Amidst all our post-ironic throwback admiration of Paris Hilton and her bubblegum lifestyle, it’s easy to forget that the Hilton name was really made in the luxury hotel racket. Well, should you ever need reminding, a stay at the Waldorf Hilton in Covent Garden should be more than the trick. Housed in an impossibly grand looking building that dates back to 1908, the Waldorf certainly looks the part; the facade is a palatial, be-columned affair with distinct-period drama vibes, something only emphasized further when you’re guided through the heavy doors by a well-shod doorman.
The rooms are everything you could hope for – light, spacious and stylish – particularly if you treat yourself to an Executive Suite (an Edwardian style slice of beautifully appointed luxury). The real jewels in the Waldorf’s not inconsiderable crown, though, are its bars and restaurants. The hotel’s main dining space, Homage, is an all-day eatery decorated in an old fashioned salon style. Amid Louis XVI-style decor – didn’t you hear me when I said period drama? – you can savor pancakes and waffles at breakfast, twee scones for Afternoon Tea and, of course, the delicious dinner menu. I opted for South coast hake served with wilted red char, courgette and a mackerel bread sauce (a curious but entirely successful innovation) followed by a pumpkin and pecan chocolate tart which managed to put a wintery spin on one of my favouirite desserts.

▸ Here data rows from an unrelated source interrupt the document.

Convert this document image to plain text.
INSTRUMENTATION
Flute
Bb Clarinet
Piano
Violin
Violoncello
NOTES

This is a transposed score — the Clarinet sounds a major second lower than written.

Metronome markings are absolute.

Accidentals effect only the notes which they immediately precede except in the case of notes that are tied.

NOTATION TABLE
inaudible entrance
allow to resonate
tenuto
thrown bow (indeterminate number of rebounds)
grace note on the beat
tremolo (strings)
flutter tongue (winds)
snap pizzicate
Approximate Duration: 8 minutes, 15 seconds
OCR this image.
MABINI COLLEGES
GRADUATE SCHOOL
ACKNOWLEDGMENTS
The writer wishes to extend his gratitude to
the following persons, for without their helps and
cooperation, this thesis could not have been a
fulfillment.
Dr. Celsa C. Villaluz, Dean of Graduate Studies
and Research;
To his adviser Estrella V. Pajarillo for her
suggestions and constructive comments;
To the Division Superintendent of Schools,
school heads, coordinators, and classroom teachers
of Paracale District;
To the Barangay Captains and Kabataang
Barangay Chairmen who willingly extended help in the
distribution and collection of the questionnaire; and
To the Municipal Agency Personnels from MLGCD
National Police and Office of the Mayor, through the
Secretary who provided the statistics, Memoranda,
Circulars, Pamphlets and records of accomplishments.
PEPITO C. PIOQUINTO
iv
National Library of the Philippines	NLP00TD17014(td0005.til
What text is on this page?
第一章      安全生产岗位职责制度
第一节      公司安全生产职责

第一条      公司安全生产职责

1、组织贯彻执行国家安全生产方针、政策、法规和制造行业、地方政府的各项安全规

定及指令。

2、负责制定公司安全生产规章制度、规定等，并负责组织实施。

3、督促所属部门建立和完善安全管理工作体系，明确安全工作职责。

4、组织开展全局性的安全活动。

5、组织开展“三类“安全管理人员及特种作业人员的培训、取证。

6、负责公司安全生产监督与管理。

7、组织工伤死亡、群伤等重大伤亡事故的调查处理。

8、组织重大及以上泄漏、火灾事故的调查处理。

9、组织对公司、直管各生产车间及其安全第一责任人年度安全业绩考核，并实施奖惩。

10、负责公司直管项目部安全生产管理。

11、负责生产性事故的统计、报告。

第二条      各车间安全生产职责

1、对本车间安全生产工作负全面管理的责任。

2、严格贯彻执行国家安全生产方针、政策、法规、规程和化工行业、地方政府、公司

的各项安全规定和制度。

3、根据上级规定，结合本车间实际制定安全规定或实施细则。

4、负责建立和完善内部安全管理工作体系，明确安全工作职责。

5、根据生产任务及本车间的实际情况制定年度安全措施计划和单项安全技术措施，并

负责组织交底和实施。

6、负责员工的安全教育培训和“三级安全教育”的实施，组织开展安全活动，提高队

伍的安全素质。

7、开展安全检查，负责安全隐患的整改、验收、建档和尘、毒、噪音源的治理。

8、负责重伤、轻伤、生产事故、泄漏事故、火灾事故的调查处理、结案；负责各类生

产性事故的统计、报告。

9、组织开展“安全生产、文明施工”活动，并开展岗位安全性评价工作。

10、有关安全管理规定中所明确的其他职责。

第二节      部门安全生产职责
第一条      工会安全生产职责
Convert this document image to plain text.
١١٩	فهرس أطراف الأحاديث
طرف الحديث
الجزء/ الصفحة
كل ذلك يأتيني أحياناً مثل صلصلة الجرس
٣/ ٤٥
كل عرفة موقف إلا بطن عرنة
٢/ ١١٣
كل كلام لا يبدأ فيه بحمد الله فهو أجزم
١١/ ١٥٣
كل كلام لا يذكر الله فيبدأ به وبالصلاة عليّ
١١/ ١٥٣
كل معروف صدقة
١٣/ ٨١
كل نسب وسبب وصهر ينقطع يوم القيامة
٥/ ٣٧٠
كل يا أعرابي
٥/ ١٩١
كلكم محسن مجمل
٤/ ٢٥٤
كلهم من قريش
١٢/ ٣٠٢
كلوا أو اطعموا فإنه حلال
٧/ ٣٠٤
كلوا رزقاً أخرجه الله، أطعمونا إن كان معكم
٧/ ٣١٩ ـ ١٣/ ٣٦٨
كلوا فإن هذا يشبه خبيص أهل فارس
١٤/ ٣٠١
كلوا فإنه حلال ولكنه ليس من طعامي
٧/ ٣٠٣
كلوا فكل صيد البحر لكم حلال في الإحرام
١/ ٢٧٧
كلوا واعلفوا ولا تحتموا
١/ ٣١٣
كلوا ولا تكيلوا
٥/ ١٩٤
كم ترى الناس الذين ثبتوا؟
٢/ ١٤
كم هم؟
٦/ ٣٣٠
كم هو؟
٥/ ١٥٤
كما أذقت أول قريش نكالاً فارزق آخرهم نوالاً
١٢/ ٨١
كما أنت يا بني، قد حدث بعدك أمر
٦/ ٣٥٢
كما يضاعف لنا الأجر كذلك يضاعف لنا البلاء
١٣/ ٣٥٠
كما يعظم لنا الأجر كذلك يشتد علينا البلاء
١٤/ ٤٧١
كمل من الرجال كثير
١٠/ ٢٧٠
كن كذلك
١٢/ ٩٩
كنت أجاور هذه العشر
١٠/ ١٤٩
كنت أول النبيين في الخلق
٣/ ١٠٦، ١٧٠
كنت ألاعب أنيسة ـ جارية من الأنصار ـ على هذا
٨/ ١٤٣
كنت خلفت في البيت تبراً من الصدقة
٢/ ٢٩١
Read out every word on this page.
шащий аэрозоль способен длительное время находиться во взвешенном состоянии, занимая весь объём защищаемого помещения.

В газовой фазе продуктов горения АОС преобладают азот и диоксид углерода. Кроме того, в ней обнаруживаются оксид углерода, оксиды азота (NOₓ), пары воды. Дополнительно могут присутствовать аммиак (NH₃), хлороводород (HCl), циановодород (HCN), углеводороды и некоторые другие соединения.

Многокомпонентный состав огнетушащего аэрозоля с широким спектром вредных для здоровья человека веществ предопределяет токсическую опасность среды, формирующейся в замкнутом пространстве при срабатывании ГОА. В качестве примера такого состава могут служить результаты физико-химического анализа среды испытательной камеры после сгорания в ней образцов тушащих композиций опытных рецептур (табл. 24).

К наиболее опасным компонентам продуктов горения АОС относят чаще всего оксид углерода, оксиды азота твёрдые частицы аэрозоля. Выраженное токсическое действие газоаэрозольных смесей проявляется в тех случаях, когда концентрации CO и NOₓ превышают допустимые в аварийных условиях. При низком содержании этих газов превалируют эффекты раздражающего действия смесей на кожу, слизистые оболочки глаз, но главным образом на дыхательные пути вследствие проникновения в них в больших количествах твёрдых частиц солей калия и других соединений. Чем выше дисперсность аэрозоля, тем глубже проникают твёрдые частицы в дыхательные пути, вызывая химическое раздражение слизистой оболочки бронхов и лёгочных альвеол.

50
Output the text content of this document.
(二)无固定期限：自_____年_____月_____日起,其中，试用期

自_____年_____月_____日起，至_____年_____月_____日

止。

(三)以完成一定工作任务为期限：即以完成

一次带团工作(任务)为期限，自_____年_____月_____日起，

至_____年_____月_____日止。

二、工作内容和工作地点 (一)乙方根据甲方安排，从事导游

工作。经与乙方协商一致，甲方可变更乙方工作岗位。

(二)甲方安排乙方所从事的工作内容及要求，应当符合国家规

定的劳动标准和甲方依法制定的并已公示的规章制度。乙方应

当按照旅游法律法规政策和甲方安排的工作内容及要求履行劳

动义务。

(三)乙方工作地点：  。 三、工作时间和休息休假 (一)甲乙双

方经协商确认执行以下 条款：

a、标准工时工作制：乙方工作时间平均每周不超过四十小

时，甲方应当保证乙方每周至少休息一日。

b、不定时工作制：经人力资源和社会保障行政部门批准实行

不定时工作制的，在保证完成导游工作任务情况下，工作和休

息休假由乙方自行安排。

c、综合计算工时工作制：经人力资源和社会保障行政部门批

For that real Poirot feel, however, you need to head to the Good Godfery’s Bar & Lounge, so named after the former leader of the Waldorf House band back in early 1920s. It’s the perfect place to come post-Black Tie dinner for some artfully mixed cocktails. Having seen Spectre the week before, I had to try the lethally strong and shamelessly old-school Vesper Martini (three measures of Tanqueray and one of Grey Goose). Fortunately, the staff will kindly help you to the lift should you make the all-too-easy mistake of over-indulging.